Emine UYSAL (EMİNE45)
"Bir bahar akşamı rastladım size,hüzünlü bir telaş içindeydiniz derinden bakınca gözlerinize neden başınızı öne eğdiniz"
baharca57
Sağlıkla mutlulukla başarıların daim olsun.Rabbim gönlüne göre versin tüm isteklerini dileklerini.Selamlar hem yeditepeden hemde taaa uzaklardan Laheyden bacıların hasına....
güzel bir öyküye başlamışsınız,hayırlı olsun. Nice kadınlarımız var, tek başına, dimdik ayakta, vakur duruşlarıyla evlatlarını büyütuyor. Hayatla mücadele ediyor...
Öykünüzde sadece bir noktaya takıldım. hani baba ülkücü olunca daha doğru, dürüst evlatlar mı yetişiyor? Sanki biraz siyaset kokusu geldi burnuma...

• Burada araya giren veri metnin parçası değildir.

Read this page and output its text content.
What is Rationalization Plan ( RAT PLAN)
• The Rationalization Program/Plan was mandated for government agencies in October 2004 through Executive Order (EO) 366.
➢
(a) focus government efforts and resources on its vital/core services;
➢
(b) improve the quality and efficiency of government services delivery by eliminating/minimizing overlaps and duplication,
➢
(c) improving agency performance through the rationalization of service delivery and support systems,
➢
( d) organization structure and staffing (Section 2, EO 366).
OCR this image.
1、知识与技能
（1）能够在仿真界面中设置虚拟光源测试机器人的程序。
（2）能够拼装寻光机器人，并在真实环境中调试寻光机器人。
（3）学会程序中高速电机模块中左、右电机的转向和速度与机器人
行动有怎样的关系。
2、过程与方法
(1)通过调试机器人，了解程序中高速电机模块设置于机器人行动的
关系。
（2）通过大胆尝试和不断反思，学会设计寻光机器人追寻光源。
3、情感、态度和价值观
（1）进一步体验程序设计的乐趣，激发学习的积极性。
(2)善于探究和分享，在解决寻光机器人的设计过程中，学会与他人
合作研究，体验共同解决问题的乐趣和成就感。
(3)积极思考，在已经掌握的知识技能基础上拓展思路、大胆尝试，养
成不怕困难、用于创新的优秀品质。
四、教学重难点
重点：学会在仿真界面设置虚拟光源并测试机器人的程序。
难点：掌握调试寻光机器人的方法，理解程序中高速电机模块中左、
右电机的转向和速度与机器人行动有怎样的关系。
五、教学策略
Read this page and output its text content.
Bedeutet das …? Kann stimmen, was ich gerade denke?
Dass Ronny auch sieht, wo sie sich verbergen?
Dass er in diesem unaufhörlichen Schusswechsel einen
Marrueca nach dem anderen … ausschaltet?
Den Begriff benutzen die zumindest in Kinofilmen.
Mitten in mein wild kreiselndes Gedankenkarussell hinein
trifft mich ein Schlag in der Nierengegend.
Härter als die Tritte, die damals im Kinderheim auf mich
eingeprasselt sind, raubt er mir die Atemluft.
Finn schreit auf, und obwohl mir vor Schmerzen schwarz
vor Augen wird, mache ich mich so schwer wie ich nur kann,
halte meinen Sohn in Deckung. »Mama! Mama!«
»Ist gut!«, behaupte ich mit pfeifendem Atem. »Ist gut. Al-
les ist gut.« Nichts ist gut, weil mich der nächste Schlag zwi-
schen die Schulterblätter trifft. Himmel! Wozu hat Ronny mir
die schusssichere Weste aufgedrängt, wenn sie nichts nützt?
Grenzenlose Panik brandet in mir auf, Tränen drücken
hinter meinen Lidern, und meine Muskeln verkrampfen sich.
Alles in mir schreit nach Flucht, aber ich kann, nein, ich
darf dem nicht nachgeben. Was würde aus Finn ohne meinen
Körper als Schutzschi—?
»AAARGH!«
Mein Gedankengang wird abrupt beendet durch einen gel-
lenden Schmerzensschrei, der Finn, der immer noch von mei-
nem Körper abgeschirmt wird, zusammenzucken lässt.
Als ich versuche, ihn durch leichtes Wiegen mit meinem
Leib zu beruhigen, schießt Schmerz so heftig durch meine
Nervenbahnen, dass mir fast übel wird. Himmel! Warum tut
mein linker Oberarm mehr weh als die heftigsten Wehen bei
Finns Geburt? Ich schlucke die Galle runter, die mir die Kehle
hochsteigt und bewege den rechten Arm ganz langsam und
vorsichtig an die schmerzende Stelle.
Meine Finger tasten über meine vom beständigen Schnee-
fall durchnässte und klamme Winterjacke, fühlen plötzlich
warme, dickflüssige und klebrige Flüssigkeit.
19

Yazan kaleminize sağlık. Sevgi ve saygı ile
direniş
Ülkücü denince enden hep siyaset aranır, anlamış değilim. Ama benim tanıdığım pek çok ülkücü evlatlarını mükemmel yetiştirdiğine şahit oldum yurt dışında. 34 yıldır yurt dışında öğrendim ülkücülerin nasıl bir karekterde olduklarını. Onların yaşamalrından çok etkilendiğimi söyleyebilirim. Hikayeye yansımada ondan olabilir belki ama bu hikaye yaşanmıştır.
Yorumunuza yürekten teşekkürler.
Bu hikayelerim tamamen deneme amaçlıdır. Belki ileride iyi bir hikaye yazarsam mutlu olurum...
Sevgi Salman
Benim kastetmek istediğimi anlamadınız. Benim sözüm Ülkücülere değil tabiki, sadece çocuk yetiştirmek yürek işidir. Siz öyle bir vurgulamışsınız ki...
Hikayenizin takipçisi olacağım. Hayırlı olsun.